Bank of America’s New Egalitarianism Means Higher Fees For Most Customers

As it turns out, consumer protection will mean more banking fees for most consumers.

Bank of America branch, New York City.
Oliver Quillia for cnbc.com
Bank of America branch, New York City.

Bank of America, the nation’s largest bank by deposits, announced its third quarter earnings today. In the earnings presentation, Bank of America said it was moving away from penalty fees charged to those who over-draw debit card and checking accounts. It is replacing those fees, which hit only a fraction of the bank’s customers, with monthly fees that will hit most of Bank of America’s customers.

Welcome to the new world of regulated banking: lower fees for some, higher fees for most.

This probably is not what most people imagined when they heard that financial reform would include consumer finance protection. Nearly everyone hates being charged banking fees—and I’d venture to say many imagined that consumer finance protection would lower the fees they paid. Instead, the fees are going up.

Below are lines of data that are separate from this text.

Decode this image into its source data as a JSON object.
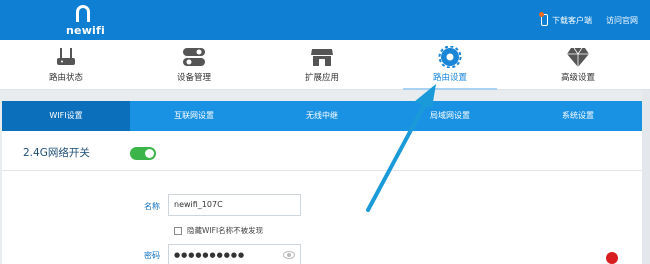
{
  "header": {
    "brand": "newifi",
    "links": [
      {
        "label": "下载客户端",
        "icon": "phone-icon"
      },
      {
        "label": "访问官网"
      }
    ]
  },
  "nav": [
    {
      "label": "路由状态",
      "icon": "router-icon"
    },
    {
      "label": "设备管理",
      "icon": "toggles-icon"
    },
    {
      "label": "扩展应用",
      "icon": "store-icon"
    },
    {
      "label": "路由设置",
      "icon": "gear-icon",
      "active": true
    },
    {
      "label": "高级设置",
      "icon": "diamond-icon"
    }
  ],
  "subtabs": [
    {
      "label": "WIFI设置",
      "active": true
    },
    {
      "label": "互联网设置"
    },
    {
      "label": "无线中继"
    },
    {
      "label": "局域网设置"
    },
    {
      "label": "系统设置"
    }
  ],
  "wifi": {
    "section_title": "2.4G网络开关",
    "toggle_on": true,
    "name_label": "名称",
    "name_value": "newifi_107C",
    "hide_label": "隐藏WIFI名称不被发现",
    "hide_checked": false,
    "password_label": "密码",
    "password_value": "●●●●●●●●●●"
  },
  "colors": {
    "header": "#0e7fd3",
    "subtabs": "#1a92e3",
    "active_tab": "#0b6fbb",
    "toggle": "#3bb44a",
    "arrow": "#1a9ad8"
  }
}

The argument for the new fee structure is, in part, based on a version of fairness. Just ten percent of Bank of America’s customers were paying some 70% of the overdraft fees. These were often people with the lowest levels of financial intelligence and in far more precarious financial positions. Relieving the burden of fees from this group and spreading the fees around is almost Rawlsian or egalitarian banking, benefiting the least well-off at the expense of the better informed and more prudent.

For some, however, the new fees will seem unfair. The old structure rewarded the most responsible bank customers with things like free checking, free debit cards, and lower fees for most of their banking activities. Those rewards are going away, thanks in large part to the new consumer protection regime. The nanny state is costing most of Bank of America’s customers real money.

This shouldn’t really come as a surprise. There is not really such thing as “free checking.” Bank of America bears costs to provide banking services to customers and has a duty to return value to shareholders. It has to seek income and profits for these activities. The fees were never going to go away: they were just going to be redistributed.

Bank of America is not spinning this as a result of regulations. While chief executive Brian Moynihan acknowledged that regulations played a part in the decision to restructure the fees, he played it up as a sound business decision.

“We made a business decision,” Moynihan said on an analyst call this morning. “We found that customer reaction to the fees was hurting our franchise and long-term would hurt our shareholders.”

According to Moynihan complaints about the fees were at an all time high. Since the new fee structure began kicking in, complaints about unexpected fees have decreased.

Moynihan said that Bank of America has stopped unintentional small debit overcharge fee. This means that the infamous fees that could transform a $3 cup of coffee into a $40 cup of coffee—because the customer paid with a debit card on an overdrawn account—should be a thing of the past.

At the same time, Moynihan said it would continue to allow customers to overdraw accounts at ATMs, providing they explicitly agree to the fee at the point of the transaction. This seems like a decent compromise between providing customers with flexibility to access cash when they are strapped and protecting customers from unintentionally getting hit with overdraw fees.

“Customers can make the choice,” Moynihan said.

But regardless of how Bank of America is spinning this as something being done to protect their customer base, the bank does view this as “mitigating impacts of regulatory reform.” They just don’t want to scare off investors who might fear that the regulatory changes will badly hurt profits in retail banking. The message Bank of America wants to send is that it can still make money without charging punitive fees.